One of the first Apple computers ever built goes on the Christie’s auction block in New York next week — and it could sell for $500,000 (€380,000), or more.

Apple prototype from 1976 could sell for $500k

The Apple 1 from 1976 is a forerunner of today’s MacBooks, iPads and iPhones.

Ted Perry, a retired school psychologist from California who owns the old Apple, has kept it stashed away in a cardboard box. He says the green piece of plastic covered with memory chips is where the personal computer “revolution” started.

The board was produced by two college dropouts — the late Steve Jobs and Steve Wozniak. It first sold for $666.66.

The Apple 1 will be offered online from June 24 to July 9.

Another Apple 1 was sold last month for a record $671,400 by a German auction house.

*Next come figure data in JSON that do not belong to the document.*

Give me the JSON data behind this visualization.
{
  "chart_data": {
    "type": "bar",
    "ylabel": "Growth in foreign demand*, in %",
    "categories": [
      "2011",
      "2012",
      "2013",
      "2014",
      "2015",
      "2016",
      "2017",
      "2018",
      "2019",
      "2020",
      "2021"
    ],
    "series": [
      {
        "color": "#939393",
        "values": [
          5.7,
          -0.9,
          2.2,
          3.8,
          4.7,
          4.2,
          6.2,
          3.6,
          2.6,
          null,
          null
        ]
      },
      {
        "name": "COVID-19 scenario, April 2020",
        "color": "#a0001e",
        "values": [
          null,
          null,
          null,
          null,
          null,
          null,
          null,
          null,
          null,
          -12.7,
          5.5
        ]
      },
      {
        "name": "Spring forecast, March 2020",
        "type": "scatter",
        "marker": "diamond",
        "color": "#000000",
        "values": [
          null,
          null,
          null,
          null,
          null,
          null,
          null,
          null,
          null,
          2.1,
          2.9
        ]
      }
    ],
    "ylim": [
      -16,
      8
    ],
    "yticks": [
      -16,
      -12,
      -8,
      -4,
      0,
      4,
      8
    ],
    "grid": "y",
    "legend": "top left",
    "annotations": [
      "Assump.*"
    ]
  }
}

“This is a piece of history that made a difference in the world, it’s where the computer revolution started,” said Perry.

The 11x14 green piece of plastic covered with a copper-coloured labyrinth of memory chips was one of the first 25 such computer elements.

About 200 were made but most have disappeared or been discarded. Various estimates put the number known to still exist from about 30 to 50. They came with eight kilobytes of memory — a million times less than the average computer today.

Vintage Apple products have become an especially hot item since Jobs’s death in October 2011, surrounding the mystique attached to this entrepreneur who joined forces with Wozniak to build computer prototypes in a California garage.

“This is the seed from which the entire orchard grew, and without this, there would be no Apple,” said Stephen A Edwards, professor of computer science at Columbia University. “I’ve been shocked auction prices got into the six digits. The market has just gone crazy.”

Perry, 70, acquired his Apple 1 in either 1979 or 1980, as a second-hand item he saw advertised.

He paid nothing for it; it was a swap with the owner.

At the time, he was working as a psychologist in a school in Carmichael, a town near Sacramento. While observing special needs children, he noticed that a teletype machine “made a huge difference” in how a deaf boy using it responded and learned.